Nel rapporto contrattuale di cui sopra, le parti debbono stabilire se il broker sia (o meno) autorizzato all’incasso per la Compagnia; nella maggior parte dei casi, il broker è espressamente autorizzato ad incassare – in nome e per conto del “titolare dei danari” – i premi dovuti per le assicurazioni relative al proprio portafoglio. Il broker risulta responsabile dei premi incassati, essendo semplice depositario a titolo gratuito delle somme riscosse, sino alla rimessa all’effettivo proprietario.

Ne deriva che, all’atto della ricezione dei premi, il broker non agisce in proprio, ma secondo l’esplicita qualità di delegato (qualità che, del resto, attribuisce efficacia liberatoria ai pagamenti effettuati dai clienti), con la conseguenza che sussistono tutti i presupposti per ritenere nella specie configurabile il delitto di appropriazione indebita se non inoltra i danari alla Compagnia.

La sentenza della Suprema Corte Penale (poc’anzi riassunta – la num. 39396 del 2019) concretizza dunque il delitto di appropriazione indebita e va coordinata con altra sentenza di Cassazione (num. 21322 del 2018) che esclude ogni esonero di responsabilità basato sul fatto che (per definizione sia civilistica che penalistica) il broker agisce “su incarico del cliente e senza poteri di rappresentanza di imprese di assicurazione”.

Fatto questo irrilevante in quanto il reato viene accertato con riferimento al diverso momento della “consapevole appropriazione di una rilevante somma che l’imputato avrebbe dovuto corrispondere all’agenzia – per il successivo trasferimento alla compagnia – con la quale aveva un rapporto contrattuale di collaborazione che lo obbligava esplicitamente a rimettere gli incassi”.

Rincara la dose la sentenza 33612/2021 (sempre Corte di Cassazione) la quale – in caso di incasso dai clienti da parte di una incaricata di una agenzia assicurativa (sotto contratto con la medesima), che non versava le somme né alla compagnia né alla agenzia (stornando formalmente le polizze) – non solo ha confermato il delitto di appropriazione indebita, ma ha anche condannato l’Agenzia.

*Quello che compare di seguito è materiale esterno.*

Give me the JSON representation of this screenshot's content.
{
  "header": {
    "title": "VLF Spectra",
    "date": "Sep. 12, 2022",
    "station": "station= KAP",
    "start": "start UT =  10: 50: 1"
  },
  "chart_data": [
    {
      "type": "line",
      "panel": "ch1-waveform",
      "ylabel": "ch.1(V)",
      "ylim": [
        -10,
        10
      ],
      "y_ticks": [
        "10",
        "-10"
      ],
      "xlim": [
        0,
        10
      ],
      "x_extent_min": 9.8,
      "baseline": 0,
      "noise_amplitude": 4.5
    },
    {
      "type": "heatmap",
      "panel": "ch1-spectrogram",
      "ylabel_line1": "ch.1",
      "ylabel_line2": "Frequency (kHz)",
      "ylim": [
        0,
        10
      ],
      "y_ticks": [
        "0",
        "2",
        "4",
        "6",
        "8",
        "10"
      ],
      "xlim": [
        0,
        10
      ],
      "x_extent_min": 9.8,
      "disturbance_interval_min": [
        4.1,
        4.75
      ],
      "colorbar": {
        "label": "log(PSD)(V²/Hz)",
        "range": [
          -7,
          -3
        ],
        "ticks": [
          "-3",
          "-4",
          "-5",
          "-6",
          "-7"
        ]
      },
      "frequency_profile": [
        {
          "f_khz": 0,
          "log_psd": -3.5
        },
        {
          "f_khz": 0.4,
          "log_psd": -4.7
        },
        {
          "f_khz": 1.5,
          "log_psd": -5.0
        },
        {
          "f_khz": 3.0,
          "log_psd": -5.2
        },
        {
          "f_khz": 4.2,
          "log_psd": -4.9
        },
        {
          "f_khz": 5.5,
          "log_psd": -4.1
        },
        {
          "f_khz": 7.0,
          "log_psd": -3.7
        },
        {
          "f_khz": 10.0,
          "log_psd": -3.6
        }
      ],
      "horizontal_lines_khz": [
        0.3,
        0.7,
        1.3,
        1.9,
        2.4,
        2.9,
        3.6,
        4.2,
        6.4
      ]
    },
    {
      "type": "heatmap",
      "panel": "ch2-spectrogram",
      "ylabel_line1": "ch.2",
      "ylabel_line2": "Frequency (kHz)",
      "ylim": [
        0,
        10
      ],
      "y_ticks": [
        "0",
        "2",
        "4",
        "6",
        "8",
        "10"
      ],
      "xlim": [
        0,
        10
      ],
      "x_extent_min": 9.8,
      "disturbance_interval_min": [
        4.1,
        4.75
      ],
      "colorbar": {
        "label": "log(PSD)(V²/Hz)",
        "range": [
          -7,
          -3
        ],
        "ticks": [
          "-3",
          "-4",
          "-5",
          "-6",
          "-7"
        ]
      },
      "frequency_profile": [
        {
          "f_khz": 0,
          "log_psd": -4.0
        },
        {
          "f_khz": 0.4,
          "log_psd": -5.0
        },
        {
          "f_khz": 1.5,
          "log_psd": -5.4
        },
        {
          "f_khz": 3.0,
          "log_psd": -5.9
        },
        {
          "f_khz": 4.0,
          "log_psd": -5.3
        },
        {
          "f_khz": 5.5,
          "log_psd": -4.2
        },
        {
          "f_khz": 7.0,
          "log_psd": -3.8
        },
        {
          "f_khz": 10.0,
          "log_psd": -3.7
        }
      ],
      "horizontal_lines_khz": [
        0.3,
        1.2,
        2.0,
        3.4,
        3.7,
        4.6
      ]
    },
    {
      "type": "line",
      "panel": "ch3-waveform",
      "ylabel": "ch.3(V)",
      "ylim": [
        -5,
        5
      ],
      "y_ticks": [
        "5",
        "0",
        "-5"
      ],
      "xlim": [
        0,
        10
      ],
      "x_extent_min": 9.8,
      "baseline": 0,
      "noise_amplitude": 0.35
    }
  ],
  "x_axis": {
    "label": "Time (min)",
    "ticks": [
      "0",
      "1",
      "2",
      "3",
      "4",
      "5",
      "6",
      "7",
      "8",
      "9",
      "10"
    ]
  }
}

Infatti, riferisce la Corte: “L’agente generale che aveva dato mandato all’incaricata ha subito il danno derivante dalla somma dei premi che avrebbe incassato e che l’imputata ha indebitamente trattenuto. Nonostante ciò, il querelante è soggetto pienamente legittimato ad esercitare il diritto di querela poiché ha subito il danno derivante dall’illecito dell’imputata, che ha operato in forza del mandato conferitole.

La corte ha altresì evidenziato che potrebbe configurarsi anche la truffa in danno dei singoli assicurati, ma gli stessi non proposero querela perché […] l’agente generale aveva provveduto a riattivare le coperture assicurative, riparando al danno cagionato dalla sua incaricata”.

Così facendo la Suprema Corte si è conformata alla consolidata giurisprudenza di legittimità secondo cui integra il delitto di appropriazione indebita la condotta del broker assicurativo che, nella sua qualità ed autorizzato all’incasso, si sia appropriato delle somme percepite quali premi per polizze assicurative.

Anche in questo caso i broker debbono avere un notevole grado di controllo sui propri incaricati, onde evitare responsabilità – anche penali – che potrebbero compromettere le loro attività e professione.